The evaluation will have trhee scores:
-   std relative to the slope (per vehicle): 
    1. We compute the LR(linear regression) of SoH over odometer and
    1. We compute the difference of the soh points from the slope
    1. We compute the std of differences
-   The residual of the slope to a "base slope", this is the average soh slope of SoH lost per km traveled.  
-   The residual to physical SoH estimations sent by Ayvens

## Setup

### Imports

In [None]:
import warnings

import plotly.express as px

from core.pandas_utils import *
from core.stats_utils import *
from transform.raw_results.tesla_results import get_results
from transform.raw_results.get_tesla_soh_readouts import get_aviloo_soh_readouts

### Data extraction

In [None]:
results = get_results()

## Evaluation

In [None]:
warnings.filterwarnings("ignore", message="invalid value encountered in subtract")
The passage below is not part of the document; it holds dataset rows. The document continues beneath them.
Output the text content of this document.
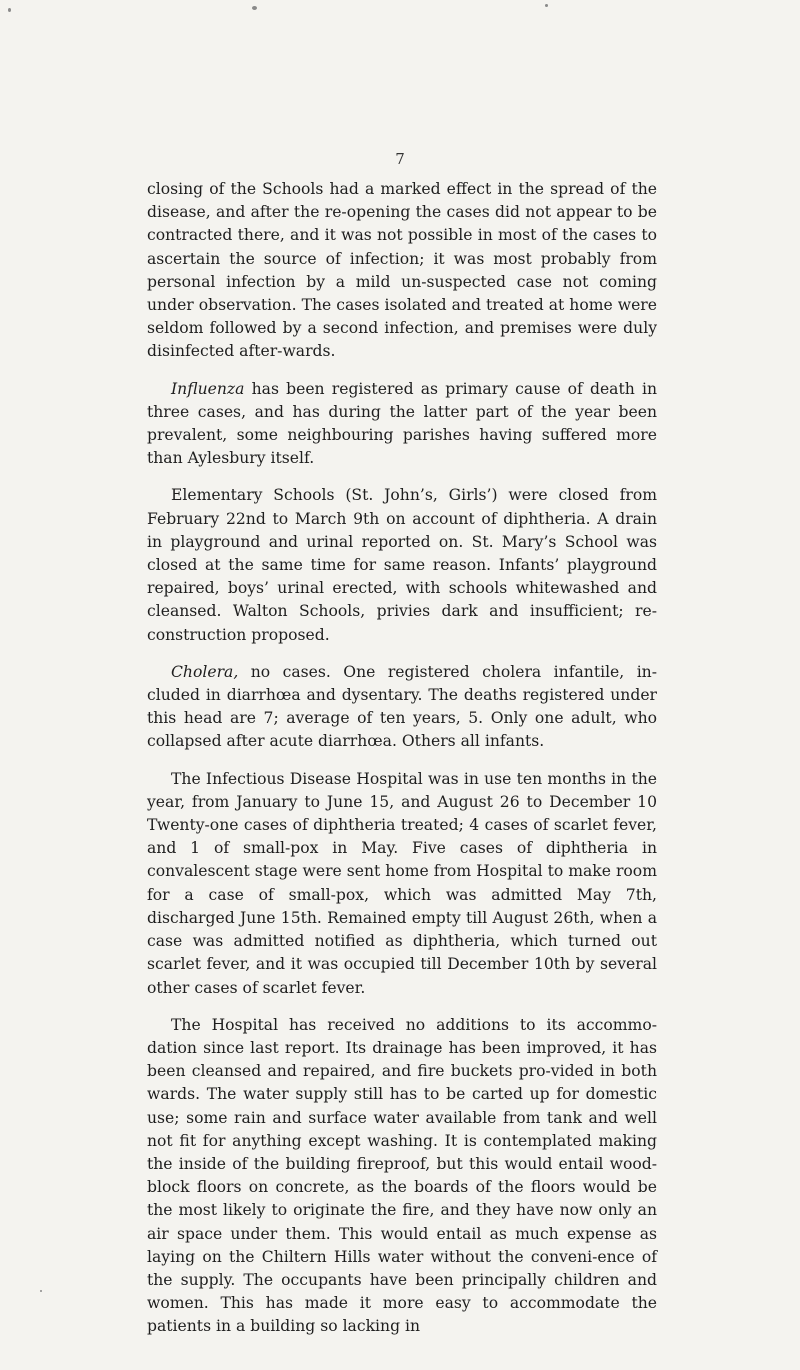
7

closing of the Schools had a marked effect in the spread of the disease, and after the re-opening the cases did not appear to be contracted there, and it was not possible in most of the cases to ascertain the source of infection; it was most probably from personal infection by a mild un-suspected case not coming under observation. The cases isolated and treated at home were seldom followed by a second infection, and premises were duly disinfected after-wards.

Influenza has been registered as primary cause of death in three cases, and has during the latter part of the year been prevalent, some neighbouring parishes having suffered more than Aylesbury itself.

Elementary Schools (St. John’s, Girls’) were closed from February 22nd to March 9th on account of diphtheria. A drain in playground and urinal reported on. St. Mary’s School was closed at the same time for same reason. Infants’ playground repaired, boys’ urinal erected, with schools whitewashed and cleansed. Walton Schools, privies dark and insufficient; re-construction proposed.

Cholera, no cases. One registered cholera infantile, in-cluded in diarrhœa and dysentary. The deaths registered under this head are 7; average of ten years, 5. Only one adult, who collapsed after acute diarrhœa. Others all infants.

The Infectious Disease Hospital was in use ten months in the year, from January to June 15, and August 26 to December 10 Twenty-one cases of diphtheria treated; 4 cases of scarlet fever, and 1 of small-pox in May. Five cases of diphtheria in convalescent stage were sent home from Hospital to make room for a case of small-pox, which was admitted May 7th, discharged June 15th. Remained empty till August 26th, when a case was admitted notified as diphtheria, which turned out scarlet fever, and it was occupied till December 10th by several other cases of scarlet fever.

The Hospital has received no additions to its accommo-dation since last report. Its drainage has been improved, it has been cleansed and repaired, and fire buckets pro-vided in both wards. The water supply still has to be carted up for domestic use; some rain and surface water available from tank and well not fit for anything except washing. It is contemplated making the inside of the building fireproof, but this would entail wood-block floors on concrete, as the boards of the floors would be the most likely to originate the fire, and they have now only an air space under them. This would entail as much expense as laying on the Chiltern Hills water without the conveni-ence of the supply. The occupants have been principally children and women. This has made it more easy to accommodate the patients in a building so lacking in
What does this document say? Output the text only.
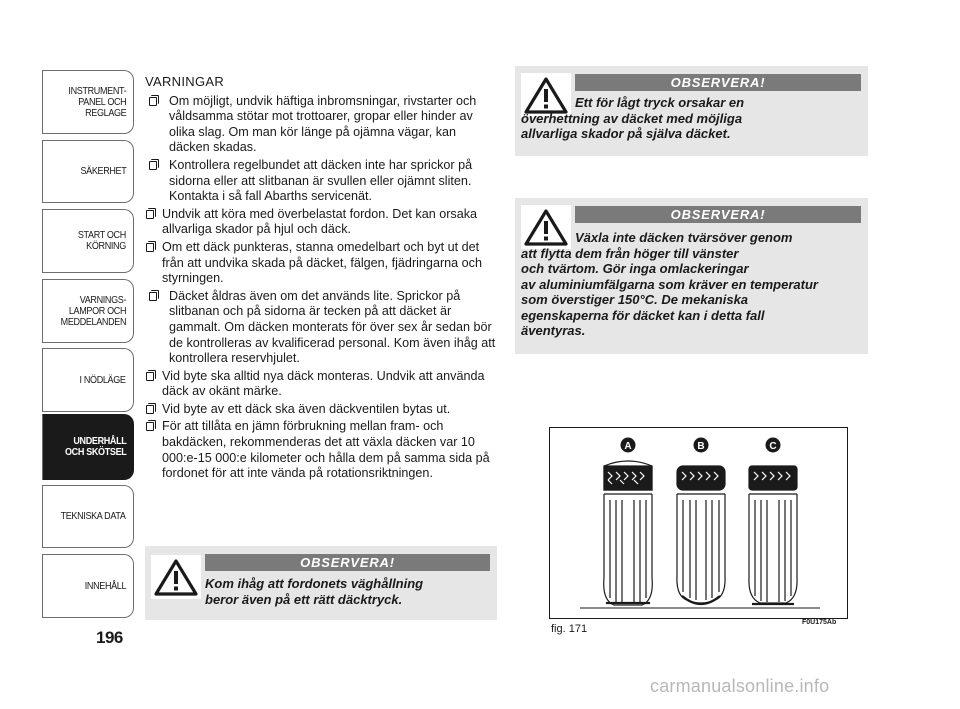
INSTRUMENT-
PANEL OCH
REGLAGE
SÄKERHET
START OCH
KÖRNING
VARNINGS-
LAMPOR OCH
MEDDELANDEN
I NÖDLÄGE
UNDERHÅLL
OCH SKÖTSEL
TEKNISKA DATA
INNEHÅLL
196
VARNINGAR
Om möjligt, undvik häftiga inbromsningar, rivstarter och våldsamma stötar mot trottoarer, gropar eller hinder av olika slag. Om man kör länge på ojämna vägar, kan däcken skadas.
Kontrollera regelbundet att däcken inte har sprickor på sidorna eller att slitbanan är svullen eller ojämnt sliten. Kontakta i så fall Abarths servicenät.
Undvik att köra med överbelastat fordon. Det kan orsaka allvarliga skador på hjul och däck.
Om ett däck punkteras, stanna omedelbart och byt ut det från att undvika skada på däcket, fälgen, fjädringarna och styrningen.
Däcket åldras även om det används lite. Sprickor på slitbanan och på sidorna är tecken på att däcket är gammalt. Om däcken monterats för över sex år sedan bör de kontrolleras av kvalificerad personal. Kom även ihåg att kontrollera reservhjulet.
Vid byte ska alltid nya däck monteras. Undvik att använda däck av okänt märke.
Vid byte av ett däck ska även däckventilen bytas ut.
För att tillåta en jämn förbrukning mellan fram- och bakdäcken, rekommenderas det att växla däcken var 10 000:e-15 000:e kilometer och hålla dem på samma sida på fordonet för att inte vända på rotationsriktningen.
OBSERVERA!

Kom ihåg att fordonets väghållning
beror även på ett rätt däcktryck.

OBSERVERA!

Ett för lågt tryck orsakar en
överhettning av däcket med möjliga
allvarliga skador på själva däcket.

OBSERVERA!

Växla inte däcken tvärsöver genom
att flytta dem från höger till vänster
och tvärtom. Gör inga omlackeringar
av aluminiumfälgarna som kräver en temperatur
som överstiger 150°C. De mekaniska
egenskaperna för däcket kan i detta fall
äventyras.

A	B	C
fig. 171
F0U175Ab
carmanualsonline.info
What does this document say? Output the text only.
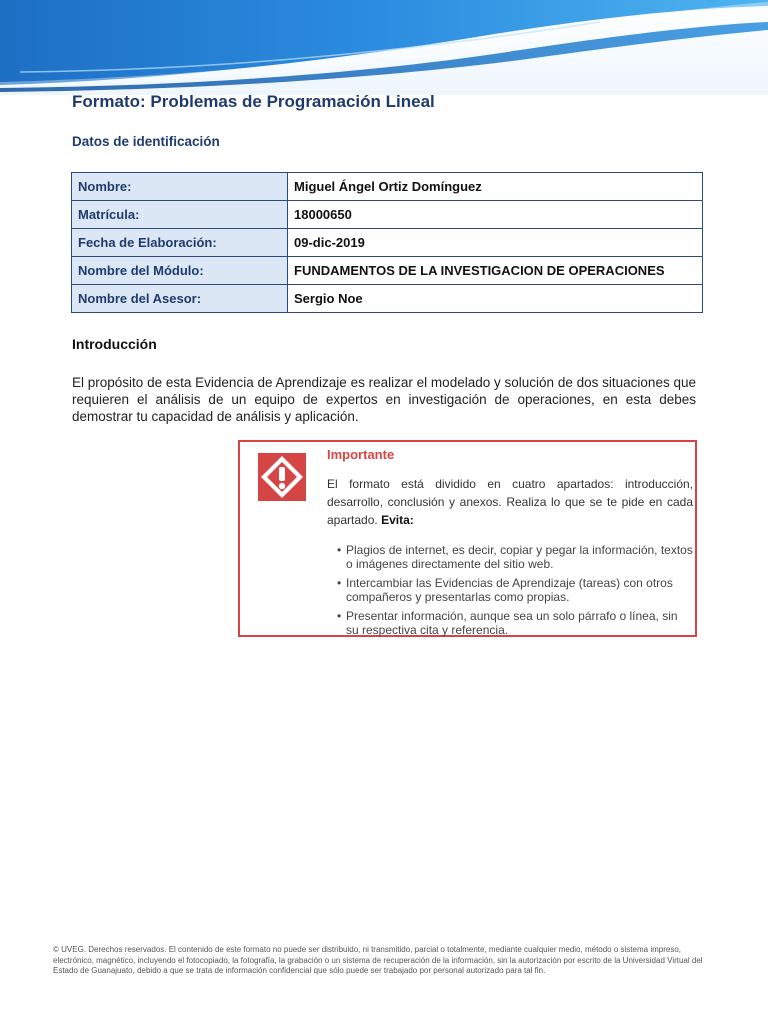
Formato: Problemas de Programación Lineal
Datos de identificación
Nombre:	Miguel Ángel Ortiz Domínguez
Matrícula:	18000650
Fecha de Elaboración:	09-dic-2019
Nombre del Módulo:	FUNDAMENTOS DE LA INVESTIGACION DE OPERACIONES
Nombre del Asesor:	Sergio Noe
Introducción

El propósito de esta Evidencia de Aprendizaje es realizar el modelado y solución de dos situaciones que requieren el análisis de un equipo de expertos en investigación de operaciones, en esta debes demostrar tu capacidad de análisis y aplicación.

Importante

El formato está dividido en cuatro apartados: introducción, desarrollo, conclusión y anexos. Realiza lo que se te pide en cada apartado. Evita:

• Plagios de internet, es decir, copiar y pegar la información, textos o imágenes directamente del sitio web.
• Intercambiar las Evidencias de Aprendizaje (tareas) con otros compañeros y presentarlas como propias.
• Presentar información, aunque sea un solo párrafo o línea, sin su respectiva cita y referencia.

© UVEG. Derechos reservados. El contenido de este formato no puede ser distribuido, ni transmitido, parcial o totalmente, mediante cualquier medio, método o sistema impreso, electrónico, magnético, incluyendo el fotocopiado, la fotografía, la grabación o un sistema de recuperación de la información, sin la autorización por escrito de la Universidad Virtual del Estado de Guanajuato, debido a que se trata de información confidencial que sólo puede ser trabajado por personal autorizado para tal fin.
BASE_SLOPE = 0.8 / 1e4 # base soh loss per kilometer

def evaluate_esimtations(results:DF, soh_cols:list[str]) -> DF:
    # This is an ugly pd.concat call but it's the first solution I found :-)
    return pd.concat(
        {soh_col: evaluate_single_estimation(results, soh_col, get_aviloo_soh_readouts()) for soh_col in soh_cols},
        axis="columns"
    ).T

def evaluate_single_estimation(results:DF, soh_col:DF, aviloo_soh_readouts:DF) -> DF:
    lr_params:DF = (
        results
        .groupby("vin")
        .apply(lr_params_as_series, "odometer", soh_col, include_groups=False)
        .reset_index(drop=False)
    )
    return Series({
        "soh_to_lr_std": (
            results
            .merge(lr_params, "left", "vin")
            .eval(f"intercept + odometer * slope - {soh_col}")
            .std()
        ),
        "abs_soh_residual": (
            results
            .groupby("vin")
            .agg({soh_col:"median"})
            .merge(aviloo_soh_readouts, "left", "vin")
            .eval(f"soh_readout - {soh_col}")
            .abs()
            .mean()
        ),
        "abs_diff_to_base_trendline": (
            lr_params
            .eval("slope - @BASE_SLOPE")
            .abs()
            .mean()
        ),
    })

evaluations = (
    results
    .assign(random_soh=np.random.rand(len(results)))
    .pipe(evaluate_esimtations, ["soh", "random_soh"])
)
evaluations

## Conclusion
This is a first implementation, and it's somewhat rough around the edges.  
As of right now, the only way to test the function I thought of was to compare the evaluation with a random estimation.  
Once we start testing new estimation methods, we should be able to (ironicaly) also test the evaluation method in more depth.